Thompson has to wait two years from the date of his last petition to the state parole board to officially submit another one — two years from January 29, 2018. But, the governor and the judge who occupies the spot vacated by his sentencing judge have the power to pardon him right now.
Michigan Gov. Gretchen Whitmer in Clawson, Mich., on March 18, 2019.
When Gov. Gretchen Whitmer entered office on a progressive platform, Thompson got his hopes up again. On her site, under a section titled “Safety, Security and Justice,” Whitmer cites the need to balance justice and safety. “Our country, our state, our neighborhoods can feel hopelessly divided,” the site reads. “Yet, I know that we can fix this. We can make Michigan a place where our kids stay, our families thrive, and other people come to for opportunity.”
The Intercept asked the governor’s office if she plans to review this case or more generally commute sentences in her first term.

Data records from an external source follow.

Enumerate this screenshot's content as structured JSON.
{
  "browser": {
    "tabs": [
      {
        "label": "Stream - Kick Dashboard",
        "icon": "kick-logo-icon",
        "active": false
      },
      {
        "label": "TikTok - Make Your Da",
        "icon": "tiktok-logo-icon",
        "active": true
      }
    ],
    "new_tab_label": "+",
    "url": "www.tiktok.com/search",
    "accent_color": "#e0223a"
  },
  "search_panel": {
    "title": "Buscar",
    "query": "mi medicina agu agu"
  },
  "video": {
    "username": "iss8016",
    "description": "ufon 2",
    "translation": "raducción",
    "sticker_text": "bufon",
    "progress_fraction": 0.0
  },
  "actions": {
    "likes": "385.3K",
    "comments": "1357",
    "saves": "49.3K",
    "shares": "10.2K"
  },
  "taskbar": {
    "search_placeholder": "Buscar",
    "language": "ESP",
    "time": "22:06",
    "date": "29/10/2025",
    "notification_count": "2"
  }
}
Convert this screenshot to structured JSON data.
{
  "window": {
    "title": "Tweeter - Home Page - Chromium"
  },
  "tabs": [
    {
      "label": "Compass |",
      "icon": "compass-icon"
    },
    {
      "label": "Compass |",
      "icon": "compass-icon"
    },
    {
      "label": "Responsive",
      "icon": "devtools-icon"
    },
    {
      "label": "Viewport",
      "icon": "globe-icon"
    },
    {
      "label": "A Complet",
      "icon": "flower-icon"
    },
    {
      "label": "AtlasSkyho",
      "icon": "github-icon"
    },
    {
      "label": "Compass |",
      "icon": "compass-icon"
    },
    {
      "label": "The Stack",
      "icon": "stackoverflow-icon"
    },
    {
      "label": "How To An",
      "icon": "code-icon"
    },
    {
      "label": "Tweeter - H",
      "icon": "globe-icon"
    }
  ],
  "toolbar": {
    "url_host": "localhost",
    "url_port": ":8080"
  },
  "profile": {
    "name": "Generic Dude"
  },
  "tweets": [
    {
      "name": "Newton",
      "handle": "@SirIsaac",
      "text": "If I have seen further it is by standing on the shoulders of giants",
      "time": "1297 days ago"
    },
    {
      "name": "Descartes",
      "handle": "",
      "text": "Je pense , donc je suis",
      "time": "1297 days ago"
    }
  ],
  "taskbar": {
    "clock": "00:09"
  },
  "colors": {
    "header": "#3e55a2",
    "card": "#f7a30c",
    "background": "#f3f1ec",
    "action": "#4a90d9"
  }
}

“I can’t speculate on what might happen regarding commutations during the governor’s term, as this will all be determined on a case-by-case base,” a spokesperson for the governor’s office said. “As it relates to Mr. Thompson, there currently isn’t a pardon application/request before Governor Whitmer for him.”
Thompson disputes the idea that he is — or ever was — a violent or dangerous person. “I ain’t ever committed a violent crime,” he said from Flint, where he ran a men’s group helping other inmates turn their lives around before it’s too late. “Where’s the violence coming in at?”